Коняев добросовестно исполнил работу. И когда Тришачиха, через неделю, пришла за обновленной авессаломовской книгой, — книга желтела, отливаясь в золото, и застежки ее сверкали, как кованные из червонцев. Тришачиха была умилена — и, поцеловав Коняева в лоб, сказала:
— Ну, теперь, тебе от работы отбою не будет. Всем про тебя разблаговещу, всюду тебя введу. К Демерше сведу. Руки у тебя, вижу, золотые. Золото к золоту и пойдет.
С этого дня переплетчик Фавст пошел в гору. Его приятель, рабочий Коростелев, поддразнивал его:
— Ходунов раздавил Апокалипсис автомобилем, а ты его воскресил. Выходишь ты ретроград, товарищ.
Коняев отшучивался:
— Я только гроб ему позолотил: не встанет.
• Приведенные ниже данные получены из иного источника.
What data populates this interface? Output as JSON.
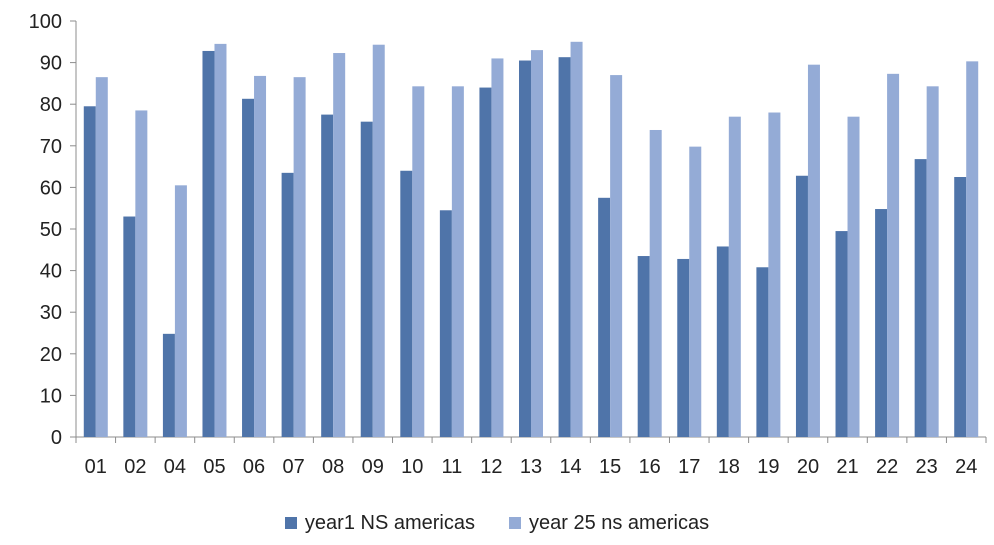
{
  "chart_data": {
    "type": "bar",
    "categories": [
      "01",
      "02",
      "04",
      "05",
      "06",
      "07",
      "08",
      "09",
      "10",
      "11",
      "12",
      "13",
      "14",
      "15",
      "16",
      "17",
      "18",
      "19",
      "20",
      "21",
      "22",
      "23",
      "24"
    ],
    "series": [
      {
        "name": "year1 NS americas",
        "color": "#4f74a9",
        "values": [
          79.5,
          53,
          24.8,
          92.8,
          81.3,
          63.5,
          77.5,
          75.8,
          64,
          54.5,
          84,
          90.5,
          91.3,
          57.5,
          43.5,
          42.8,
          45.8,
          40.8,
          62.8,
          49.5,
          54.8,
          66.8,
          62.5
        ]
      },
      {
        "name": "year 25 ns americas",
        "color": "#94abd6",
        "values": [
          86.5,
          78.5,
          60.5,
          94.5,
          86.8,
          86.5,
          92.3,
          94.3,
          84.3,
          84.3,
          91,
          93,
          95,
          87,
          73.8,
          69.8,
          77,
          78,
          89.5,
          77,
          87.3,
          84.3,
          90.3
        ]
      }
    ],
    "ylim": [
      0,
      100
    ],
    "yticks": [
      0,
      10,
      20,
      30,
      40,
      50,
      60,
      70,
      80,
      90,
      100
    ],
    "grid": false,
    "legend_position": "bottom",
    "title": "",
    "xlabel": "",
    "ylabel": ""
  }
}
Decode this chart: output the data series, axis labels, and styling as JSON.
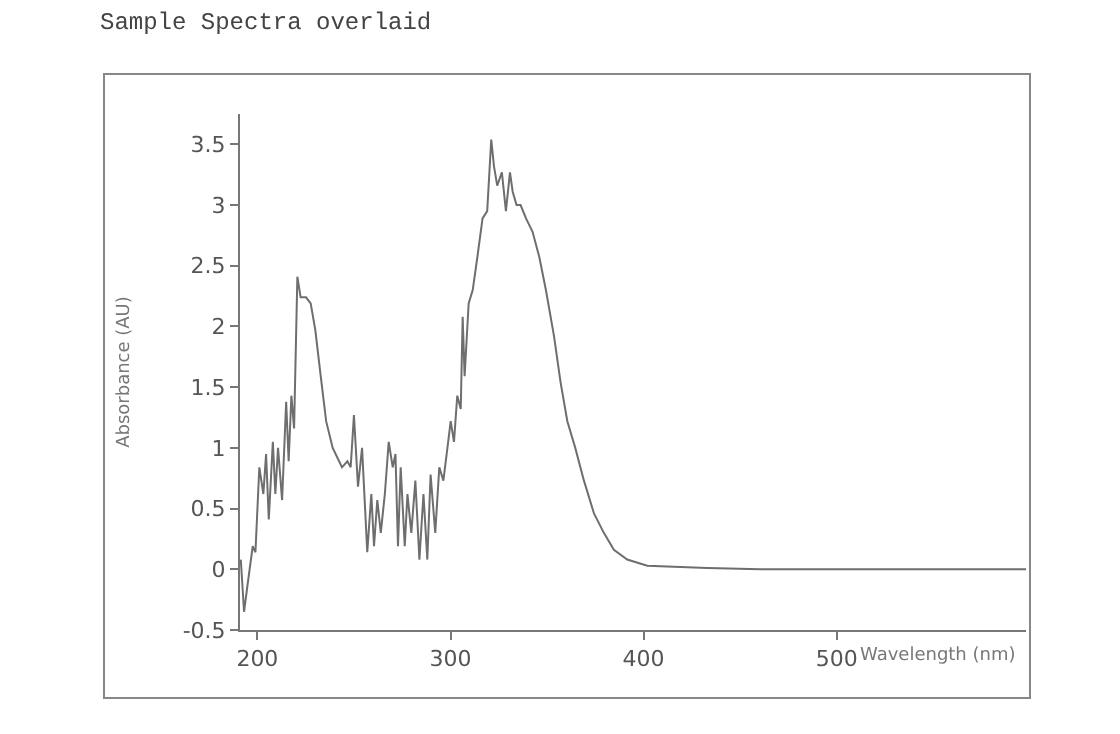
{
  "chart_data": {
    "type": "line",
    "title": "Sample Spectra overlaid",
    "xlabel": "Wavelength (nm)",
    "ylabel": "Absorbance (AU)",
    "xlim": [
      191,
      598
    ],
    "xticks": [
      200,
      300,
      400,
      500
    ],
    "ylim": [
      -0.5,
      3.75
    ],
    "yticks": [
      -0.5,
      0,
      0.5,
      1,
      1.5,
      2,
      2.5,
      3,
      3.5
    ],
    "grid": false,
    "marker": "none",
    "line_style": "solid",
    "series": [
      {
        "color": "#6e6e6e",
        "x": [
          191.4,
          193.1,
          194.8,
          197.6,
          199,
          201,
          203.1,
          204.5,
          205.9,
          208,
          209.3,
          210.7,
          212.8,
          214.9,
          216.2,
          217.6,
          219,
          220.7,
          222.4,
          225.2,
          227.6,
          230,
          232.8,
          235.6,
          239,
          243.8,
          246.6,
          248.3,
          250,
          252.1,
          254.2,
          256.9,
          259,
          260.4,
          262.1,
          263.9,
          266,
          268,
          270.1,
          271.5,
          272.8,
          274.2,
          276.3,
          277.7,
          279.7,
          281.8,
          283.9,
          286,
          288,
          289.7,
          292.1,
          294.2,
          296.3,
          298.4,
          300.1,
          301.8,
          303.5,
          305.3,
          306.3,
          307.3,
          309.4,
          311.5,
          313.9,
          316.6,
          319,
          321.1,
          322.5,
          324.2,
          326.6,
          328.7,
          330.8,
          332.2,
          334.2,
          336.3,
          339.1,
          342.5,
          346,
          349.4,
          353.6,
          357,
          360.5,
          364.6,
          369.1,
          374.3,
          379.4,
          384.6,
          391.5,
          401.9,
          415.7,
          432.9,
          460.5,
          495,
          598
        ],
        "values": [
          0.08,
          -0.35,
          -0.14,
          0.19,
          0.14,
          0.84,
          0.62,
          0.95,
          0.41,
          1.05,
          0.62,
          1.0,
          0.57,
          1.38,
          0.89,
          1.43,
          1.16,
          2.41,
          2.24,
          2.24,
          2.19,
          1.97,
          1.59,
          1.22,
          1.0,
          0.84,
          0.89,
          0.84,
          1.27,
          0.68,
          1.0,
          0.14,
          0.62,
          0.19,
          0.57,
          0.3,
          0.62,
          1.05,
          0.84,
          0.95,
          0.19,
          0.84,
          0.19,
          0.62,
          0.3,
          0.73,
          0.08,
          0.62,
          0.08,
          0.78,
          0.3,
          0.84,
          0.73,
          1.0,
          1.22,
          1.05,
          1.43,
          1.32,
          2.08,
          1.59,
          2.19,
          2.3,
          2.57,
          2.89,
          2.95,
          3.54,
          3.32,
          3.16,
          3.27,
          2.95,
          3.27,
          3.11,
          3.0,
          3.0,
          2.89,
          2.78,
          2.57,
          2.3,
          1.92,
          1.54,
          1.22,
          1.0,
          0.73,
          0.46,
          0.3,
          0.16,
          0.08,
          0.03,
          0.02,
          0.01,
          0.0,
          0.0,
          0.0
        ]
      }
    ]
  }
}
С этого же дня приступила Испуганная к выполнению дальнейшей части завещания Авессаломова: весь этот день она ничего не ела, — и, внеся в дом обновленный Апокалипсис, она положила его на стол под образами, окурила ладаном всю комнату, положила три земных поклона, со страхом разогнула книгу — и начала читать:
«Апокалипсис Иисуса Христа, его же дадé ему Бог показати рабом своим, имже подобает быти вскоре…»
— Быти вскоре, — вздохнув, повторила вслух Испуганная, — и тут же со всем своим сердцем, до глубины его глубин, поверила, что «быти вскоре» всему, тайной страшащему и гневом ужасающему, чтó заключено в читаемой книге. Она содрогнулась всем существом: тяжек долг выпал ей в жребий: читать сию книгу, — она содрогнулась испугом, близким к тому, каким испугал когда-то Спас Ярое Око, — но так же, как тогда, смиренно сложила в сердце своем и этот испуг, и эту свою волю. И запекшимися губами, — с трепещущим сердцем, — продолжала читать в обновленной авессаломовой книге:
— Быти вскоре: и сказа посла Ангела Своего, рабу своему Iоанну…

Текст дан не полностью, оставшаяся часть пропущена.